What is the operating system?


----------



## Cookiegal (Aug 27, 2003)

Please post a screenshot of what you're seeing. There's no such thing as AOI Firewall.


----------



## Roger1959 (Jul 8, 2019)

It's actually called ZoneAlarm security Pro firewall


----------



## Roger1959 (Jul 8, 2019)

I've got the feeling that I don't really need this extra level of security but why would Mcafee tell me I needed to install this firewall to clean up my IP address?


----------



## Cookiegal (Aug 27, 2003)

We can't help you if you don't reply to all of the questions and perform the requested tasks.


----------



## lunarlander (Sep 22, 2007)

The Mcafee site you went to was probably based on a misspelling; which is really a for pay technical support site.
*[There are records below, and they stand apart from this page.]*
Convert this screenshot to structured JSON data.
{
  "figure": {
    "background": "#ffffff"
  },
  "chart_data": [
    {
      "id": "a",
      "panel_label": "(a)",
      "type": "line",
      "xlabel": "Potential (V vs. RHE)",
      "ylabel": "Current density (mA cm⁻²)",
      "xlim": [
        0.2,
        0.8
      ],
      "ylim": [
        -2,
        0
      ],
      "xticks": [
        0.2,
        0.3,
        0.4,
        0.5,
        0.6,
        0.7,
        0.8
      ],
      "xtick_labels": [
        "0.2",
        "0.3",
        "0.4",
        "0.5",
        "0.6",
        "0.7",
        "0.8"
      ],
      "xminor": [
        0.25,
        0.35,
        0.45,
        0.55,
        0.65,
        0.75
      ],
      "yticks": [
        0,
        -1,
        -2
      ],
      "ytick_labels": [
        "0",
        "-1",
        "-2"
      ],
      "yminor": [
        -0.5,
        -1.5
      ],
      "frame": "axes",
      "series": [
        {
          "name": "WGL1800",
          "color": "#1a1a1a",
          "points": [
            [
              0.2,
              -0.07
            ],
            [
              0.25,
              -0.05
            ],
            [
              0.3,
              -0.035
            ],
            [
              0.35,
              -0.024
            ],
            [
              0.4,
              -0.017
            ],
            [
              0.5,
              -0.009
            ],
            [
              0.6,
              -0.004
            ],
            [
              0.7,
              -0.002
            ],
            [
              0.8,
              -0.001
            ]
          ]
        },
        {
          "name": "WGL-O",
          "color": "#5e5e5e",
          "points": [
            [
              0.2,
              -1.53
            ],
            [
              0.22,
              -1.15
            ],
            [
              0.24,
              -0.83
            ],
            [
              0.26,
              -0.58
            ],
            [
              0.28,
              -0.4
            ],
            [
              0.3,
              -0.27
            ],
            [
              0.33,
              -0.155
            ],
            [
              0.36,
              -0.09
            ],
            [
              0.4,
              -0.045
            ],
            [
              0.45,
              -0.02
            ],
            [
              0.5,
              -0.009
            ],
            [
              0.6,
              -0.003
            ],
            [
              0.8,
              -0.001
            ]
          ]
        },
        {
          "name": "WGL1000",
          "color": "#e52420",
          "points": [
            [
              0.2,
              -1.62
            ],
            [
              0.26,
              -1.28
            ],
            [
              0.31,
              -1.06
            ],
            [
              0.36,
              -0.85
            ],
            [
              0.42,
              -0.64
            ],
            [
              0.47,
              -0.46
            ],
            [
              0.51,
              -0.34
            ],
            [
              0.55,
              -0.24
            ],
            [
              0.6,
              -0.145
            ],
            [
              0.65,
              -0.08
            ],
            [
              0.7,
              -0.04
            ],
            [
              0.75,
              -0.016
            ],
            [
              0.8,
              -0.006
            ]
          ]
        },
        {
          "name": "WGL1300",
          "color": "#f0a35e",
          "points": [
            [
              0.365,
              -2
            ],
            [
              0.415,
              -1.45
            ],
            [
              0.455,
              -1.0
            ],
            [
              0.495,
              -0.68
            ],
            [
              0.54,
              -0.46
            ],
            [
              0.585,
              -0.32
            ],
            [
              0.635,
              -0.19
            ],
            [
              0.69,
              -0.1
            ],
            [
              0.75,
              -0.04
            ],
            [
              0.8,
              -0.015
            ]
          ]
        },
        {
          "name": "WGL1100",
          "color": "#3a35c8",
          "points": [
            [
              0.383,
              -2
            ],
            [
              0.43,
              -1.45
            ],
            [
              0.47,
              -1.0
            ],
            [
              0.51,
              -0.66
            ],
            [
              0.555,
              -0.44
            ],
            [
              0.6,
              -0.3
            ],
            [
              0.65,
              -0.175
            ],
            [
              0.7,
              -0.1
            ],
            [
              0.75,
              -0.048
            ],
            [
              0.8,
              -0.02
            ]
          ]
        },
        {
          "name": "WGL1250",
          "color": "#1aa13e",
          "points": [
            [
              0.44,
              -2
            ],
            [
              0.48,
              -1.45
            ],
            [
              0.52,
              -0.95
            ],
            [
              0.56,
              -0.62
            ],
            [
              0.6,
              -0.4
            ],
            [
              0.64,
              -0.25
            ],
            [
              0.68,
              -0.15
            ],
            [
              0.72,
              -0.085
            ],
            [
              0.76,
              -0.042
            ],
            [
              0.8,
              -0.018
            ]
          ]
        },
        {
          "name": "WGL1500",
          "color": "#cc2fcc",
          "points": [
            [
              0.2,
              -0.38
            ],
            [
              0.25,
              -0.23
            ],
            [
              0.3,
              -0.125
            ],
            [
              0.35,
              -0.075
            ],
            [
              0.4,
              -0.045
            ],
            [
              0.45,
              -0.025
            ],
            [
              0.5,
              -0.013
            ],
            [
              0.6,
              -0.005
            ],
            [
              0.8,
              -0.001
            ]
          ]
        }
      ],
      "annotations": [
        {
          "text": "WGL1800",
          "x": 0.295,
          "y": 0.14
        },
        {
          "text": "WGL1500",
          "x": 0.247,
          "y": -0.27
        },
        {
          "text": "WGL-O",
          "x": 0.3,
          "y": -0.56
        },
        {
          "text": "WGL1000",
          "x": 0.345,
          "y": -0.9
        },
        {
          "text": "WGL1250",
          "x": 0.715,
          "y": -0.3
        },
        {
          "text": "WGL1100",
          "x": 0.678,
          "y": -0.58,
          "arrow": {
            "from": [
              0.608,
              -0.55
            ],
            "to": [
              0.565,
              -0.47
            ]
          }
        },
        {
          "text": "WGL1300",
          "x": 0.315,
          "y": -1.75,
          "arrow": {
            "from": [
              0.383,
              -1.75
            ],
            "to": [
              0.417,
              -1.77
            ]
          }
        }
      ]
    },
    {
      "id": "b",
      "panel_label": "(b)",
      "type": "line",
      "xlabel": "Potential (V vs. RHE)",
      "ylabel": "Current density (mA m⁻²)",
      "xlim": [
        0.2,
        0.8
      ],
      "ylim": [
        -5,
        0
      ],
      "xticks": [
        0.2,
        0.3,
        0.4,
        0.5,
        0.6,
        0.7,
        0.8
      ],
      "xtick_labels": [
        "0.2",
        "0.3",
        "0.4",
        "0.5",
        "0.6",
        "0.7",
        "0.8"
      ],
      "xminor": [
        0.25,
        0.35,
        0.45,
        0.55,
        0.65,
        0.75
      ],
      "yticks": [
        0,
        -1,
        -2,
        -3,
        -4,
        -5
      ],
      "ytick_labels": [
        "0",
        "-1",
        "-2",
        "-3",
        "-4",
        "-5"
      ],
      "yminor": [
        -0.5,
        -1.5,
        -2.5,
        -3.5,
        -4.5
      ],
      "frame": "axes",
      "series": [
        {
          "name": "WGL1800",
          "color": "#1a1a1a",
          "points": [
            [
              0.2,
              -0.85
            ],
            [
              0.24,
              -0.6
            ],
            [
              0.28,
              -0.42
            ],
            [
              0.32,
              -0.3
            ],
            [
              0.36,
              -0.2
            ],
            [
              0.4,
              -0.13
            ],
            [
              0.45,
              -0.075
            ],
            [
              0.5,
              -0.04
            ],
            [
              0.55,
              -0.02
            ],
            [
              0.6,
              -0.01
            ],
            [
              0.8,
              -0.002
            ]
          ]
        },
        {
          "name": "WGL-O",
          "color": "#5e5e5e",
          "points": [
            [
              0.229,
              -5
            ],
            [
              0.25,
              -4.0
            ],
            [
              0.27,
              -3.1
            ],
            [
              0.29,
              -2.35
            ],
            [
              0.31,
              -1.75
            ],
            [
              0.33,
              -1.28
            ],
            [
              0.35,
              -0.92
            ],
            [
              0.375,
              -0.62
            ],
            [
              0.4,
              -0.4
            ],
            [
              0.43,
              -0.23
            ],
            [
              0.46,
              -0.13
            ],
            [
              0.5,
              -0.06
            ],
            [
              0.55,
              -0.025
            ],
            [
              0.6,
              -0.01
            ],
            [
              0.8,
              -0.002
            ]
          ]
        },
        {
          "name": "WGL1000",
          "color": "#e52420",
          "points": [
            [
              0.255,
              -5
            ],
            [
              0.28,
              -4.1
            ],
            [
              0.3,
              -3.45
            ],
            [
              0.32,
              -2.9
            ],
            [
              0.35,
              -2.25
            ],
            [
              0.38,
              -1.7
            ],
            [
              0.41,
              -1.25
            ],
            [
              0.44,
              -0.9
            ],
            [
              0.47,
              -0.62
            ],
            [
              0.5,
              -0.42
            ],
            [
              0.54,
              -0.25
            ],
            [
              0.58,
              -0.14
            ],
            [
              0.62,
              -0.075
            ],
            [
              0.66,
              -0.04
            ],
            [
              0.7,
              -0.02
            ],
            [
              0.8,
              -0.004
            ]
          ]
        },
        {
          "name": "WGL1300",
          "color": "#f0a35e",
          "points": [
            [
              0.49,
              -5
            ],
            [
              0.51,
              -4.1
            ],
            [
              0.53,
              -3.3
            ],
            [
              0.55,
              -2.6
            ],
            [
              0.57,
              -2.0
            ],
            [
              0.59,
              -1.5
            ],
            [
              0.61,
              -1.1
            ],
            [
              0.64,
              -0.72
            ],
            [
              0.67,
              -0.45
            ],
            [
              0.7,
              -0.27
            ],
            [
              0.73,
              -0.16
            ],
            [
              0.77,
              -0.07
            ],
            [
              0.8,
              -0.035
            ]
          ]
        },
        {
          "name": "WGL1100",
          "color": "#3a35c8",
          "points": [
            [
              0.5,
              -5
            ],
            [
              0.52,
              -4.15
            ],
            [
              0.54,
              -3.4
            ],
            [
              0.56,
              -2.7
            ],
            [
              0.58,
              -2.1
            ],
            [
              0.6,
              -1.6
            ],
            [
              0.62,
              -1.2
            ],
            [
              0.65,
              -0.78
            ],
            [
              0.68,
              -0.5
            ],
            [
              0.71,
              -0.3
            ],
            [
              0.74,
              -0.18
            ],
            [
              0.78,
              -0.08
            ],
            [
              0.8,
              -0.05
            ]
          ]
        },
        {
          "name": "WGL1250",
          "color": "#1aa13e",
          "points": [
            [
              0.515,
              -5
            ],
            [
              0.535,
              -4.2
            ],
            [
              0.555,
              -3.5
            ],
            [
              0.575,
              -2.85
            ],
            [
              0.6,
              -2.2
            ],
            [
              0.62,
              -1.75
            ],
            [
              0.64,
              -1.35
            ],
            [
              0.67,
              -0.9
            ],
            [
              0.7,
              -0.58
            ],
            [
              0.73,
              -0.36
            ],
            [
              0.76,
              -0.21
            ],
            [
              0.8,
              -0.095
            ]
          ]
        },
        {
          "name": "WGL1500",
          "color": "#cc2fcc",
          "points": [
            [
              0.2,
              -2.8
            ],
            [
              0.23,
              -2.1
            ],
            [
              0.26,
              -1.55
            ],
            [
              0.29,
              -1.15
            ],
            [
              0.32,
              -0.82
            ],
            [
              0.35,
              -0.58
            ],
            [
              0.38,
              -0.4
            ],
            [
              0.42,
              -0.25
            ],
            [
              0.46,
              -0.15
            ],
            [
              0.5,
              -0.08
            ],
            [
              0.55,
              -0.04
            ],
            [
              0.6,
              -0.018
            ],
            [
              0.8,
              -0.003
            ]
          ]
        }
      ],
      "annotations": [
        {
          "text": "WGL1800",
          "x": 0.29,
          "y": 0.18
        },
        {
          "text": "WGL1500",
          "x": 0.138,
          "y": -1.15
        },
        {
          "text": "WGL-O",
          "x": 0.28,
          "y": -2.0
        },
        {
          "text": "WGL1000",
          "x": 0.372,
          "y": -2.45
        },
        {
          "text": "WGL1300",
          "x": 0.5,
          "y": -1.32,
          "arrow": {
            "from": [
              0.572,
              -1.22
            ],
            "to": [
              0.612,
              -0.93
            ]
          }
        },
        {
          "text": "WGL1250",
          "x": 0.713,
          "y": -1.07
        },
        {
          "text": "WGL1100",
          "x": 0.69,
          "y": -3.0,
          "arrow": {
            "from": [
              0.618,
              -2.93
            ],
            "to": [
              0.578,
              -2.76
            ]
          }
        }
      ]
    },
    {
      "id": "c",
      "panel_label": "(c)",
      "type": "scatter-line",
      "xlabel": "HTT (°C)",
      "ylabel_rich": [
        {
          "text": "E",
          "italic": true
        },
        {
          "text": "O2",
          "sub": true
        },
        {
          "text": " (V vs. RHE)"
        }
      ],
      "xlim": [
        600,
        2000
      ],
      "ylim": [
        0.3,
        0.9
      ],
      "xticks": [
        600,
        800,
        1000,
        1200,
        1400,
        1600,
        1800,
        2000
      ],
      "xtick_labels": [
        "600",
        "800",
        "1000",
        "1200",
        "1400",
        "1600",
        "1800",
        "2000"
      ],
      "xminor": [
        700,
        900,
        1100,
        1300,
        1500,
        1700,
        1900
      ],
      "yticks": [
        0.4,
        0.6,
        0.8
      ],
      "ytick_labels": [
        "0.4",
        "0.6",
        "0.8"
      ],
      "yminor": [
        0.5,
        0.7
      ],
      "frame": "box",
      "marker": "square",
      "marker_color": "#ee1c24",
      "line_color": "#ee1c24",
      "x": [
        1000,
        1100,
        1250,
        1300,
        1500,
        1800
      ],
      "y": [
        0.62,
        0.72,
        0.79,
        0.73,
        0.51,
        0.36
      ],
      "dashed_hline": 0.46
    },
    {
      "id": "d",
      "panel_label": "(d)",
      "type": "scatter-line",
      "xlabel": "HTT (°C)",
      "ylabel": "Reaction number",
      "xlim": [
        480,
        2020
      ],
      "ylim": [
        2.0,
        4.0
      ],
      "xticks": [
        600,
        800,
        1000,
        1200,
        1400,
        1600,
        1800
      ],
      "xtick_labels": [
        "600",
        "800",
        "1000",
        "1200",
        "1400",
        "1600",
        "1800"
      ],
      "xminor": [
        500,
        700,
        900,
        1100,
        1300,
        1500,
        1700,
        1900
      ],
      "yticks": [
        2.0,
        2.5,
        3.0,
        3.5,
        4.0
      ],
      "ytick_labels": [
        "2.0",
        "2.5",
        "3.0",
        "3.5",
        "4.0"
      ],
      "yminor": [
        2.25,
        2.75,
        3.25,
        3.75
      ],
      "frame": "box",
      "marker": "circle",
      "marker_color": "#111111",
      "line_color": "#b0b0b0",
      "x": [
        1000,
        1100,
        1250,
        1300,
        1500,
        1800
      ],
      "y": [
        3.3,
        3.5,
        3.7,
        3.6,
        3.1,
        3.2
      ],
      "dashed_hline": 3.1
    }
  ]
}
And if you do some checking, you will find that the ZoneAlarm Pro costs only $30 currently.


----------



## Roger1959 (Jul 8, 2019)

Thanks for the info guys, I have not proceeded with the purchase and have downloaded a free product instead


----------



## Cookiegal (Aug 27, 2003)

Helpinghands68,

Please be careful when posting advice here. You need to specify that disabling the firewall is only a measure to do to test something to see if that's what's blocking it but they need to remember to turn it back on. Also, in this case, doing so may have let something nefarious in given that it looks like the product they were trying to install wasn't the legitimate McAfee.


----------